The report also said the effort to reduce fiscal deficit through austerity measures is weighing on growth.
"Worries about inflation and fiscal slippage have receded, but concerns about growth and the current account deficit (CAD) have worsened," the report said, adding the widening CAD has emerged as a key near-term risk.
Accordingly, growth will also come down as, "even with the benefit of a favourable base and some improvement in industrial activity, growth is likely to improve only slowly in the coming quarters. We recently lowered our FY13 GDP growth forecast to 5.2 per cent from 5.6 per cent estimated earlier, and the FY14 forecast to 6.2 per cent from 6.6," the report said.
Referring to the expenditure cut impacting the growth prospects of the economy, the report said as expenditure control remains the key for containing fiscal deficit in the absence of rise in revenues, recovery in growth is likely to be slow.

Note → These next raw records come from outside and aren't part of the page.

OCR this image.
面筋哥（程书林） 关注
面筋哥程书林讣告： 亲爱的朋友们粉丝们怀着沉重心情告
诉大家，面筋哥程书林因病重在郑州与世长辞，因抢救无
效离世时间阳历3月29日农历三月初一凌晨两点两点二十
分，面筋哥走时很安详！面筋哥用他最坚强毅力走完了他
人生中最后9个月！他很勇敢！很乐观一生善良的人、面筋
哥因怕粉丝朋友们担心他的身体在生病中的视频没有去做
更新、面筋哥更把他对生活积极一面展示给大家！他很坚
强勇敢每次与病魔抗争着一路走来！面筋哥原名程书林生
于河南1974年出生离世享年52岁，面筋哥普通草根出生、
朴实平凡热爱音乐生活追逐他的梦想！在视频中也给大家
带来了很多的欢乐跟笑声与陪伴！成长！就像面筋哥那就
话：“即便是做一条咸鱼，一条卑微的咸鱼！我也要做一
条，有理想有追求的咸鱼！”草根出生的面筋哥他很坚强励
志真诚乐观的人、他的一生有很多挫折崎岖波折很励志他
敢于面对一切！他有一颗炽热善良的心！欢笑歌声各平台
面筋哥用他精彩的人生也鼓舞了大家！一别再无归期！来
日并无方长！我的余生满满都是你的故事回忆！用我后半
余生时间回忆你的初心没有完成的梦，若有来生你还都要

"Expenditure control will continue to be the key to deficit reduction in the near-term, as potential upside to government revenues remains limited. Accordingly, while the Budget arithmetic seems broadly credible, the government's expenditure cut is raising the risks to growth," the report said.
The government plans to reduce the fiscal deficit from 5.2 per cent in the current financial year to 4.8 per cent next fiscal.
The report also pointed out that despite government initiatives and likely monetary easing in the coming months, a turnaround in the capital expenditure cycle is likely to be only gradual as it will depend on government actions with regard to giving speedy approvals to various projects.